It is also worth noting that you can also receive PRR for the last 18 months ownership of the property, even if you were not living in it during that time. However, and here’s the change, this 18-month period will reduce to nine months from April 2020.
There are currently special rules that allow disabled homeowners, or those in care, to receive PRR for the last 36 months of ownership. These special rules are not affected by the forthcoming changes to PRR.
Let’s now turn to Lettings Relief which is where the more significant potential issue for landlords may arise. Currently, Lettings Relief provides CGT relief of up to £40,000 to those who let a property that has previously been their primary residence.
However, from April 2020 Lettings Relief will be restricted to situations where the owner of the property was in shared occupation with the tenant.

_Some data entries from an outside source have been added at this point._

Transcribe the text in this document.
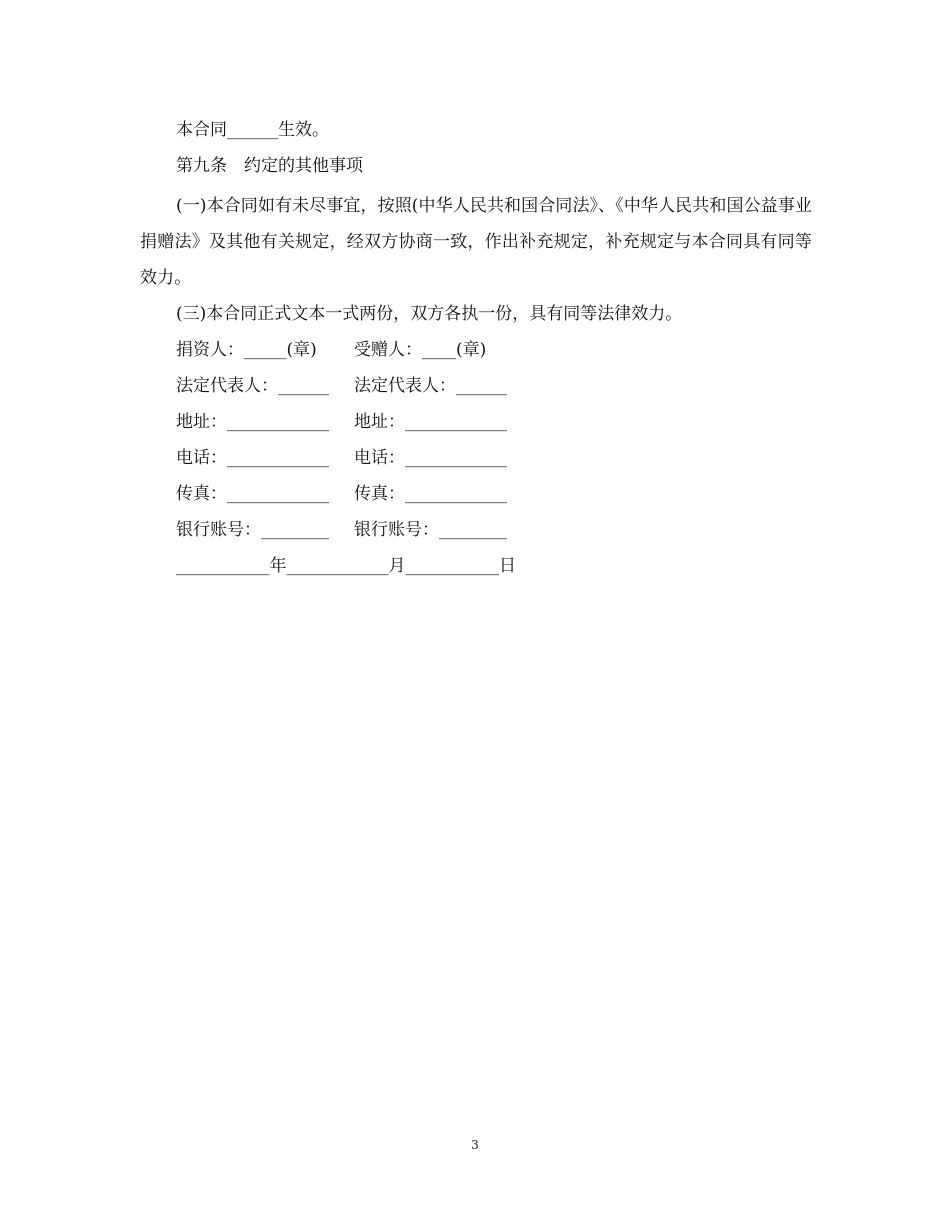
本合同______生效。
第九条　约定的其他事项
(一)本合同如有未尽事宜，按照(中华人民共和国合同法》、《中华人民共和国公益事业捐赠法》及其他有关规定，经双方协商一致，作出补充规定，补充规定与本合同具有同等效力。
(三)本合同正式文本一式两份，双方各执一份，具有同等法律效力。
捐资人：_____(章) 受赠人：____(章)
法定代表人：______ 法定代表人：______
地址：____________ 地址：____________
电话：____________ 电话：____________
传真：____________ 传真：____________
银行账号：________ 银行账号：________
___________年____________月___________日
3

Therefore, this is likely to remove the availability of this relief for the vast majority of buy-to-let landlords, potentially leading to CGT liabilities that would have previously been avoided entirely.
Finally, under the PRR rules, the mechanics of how the ownership period is attributed following a transfer of ownership between married couples and civil partners (known as an interspousal transfer) is also changing. However, this complicated matter sufficiently justifies its own blog in order to outline the relevant changes adequately.
Needless to say, if you’re planning to sell a property that was previously your primary residence, and which has subsequently been rented out, it might be worth considering your options prior to April 2020.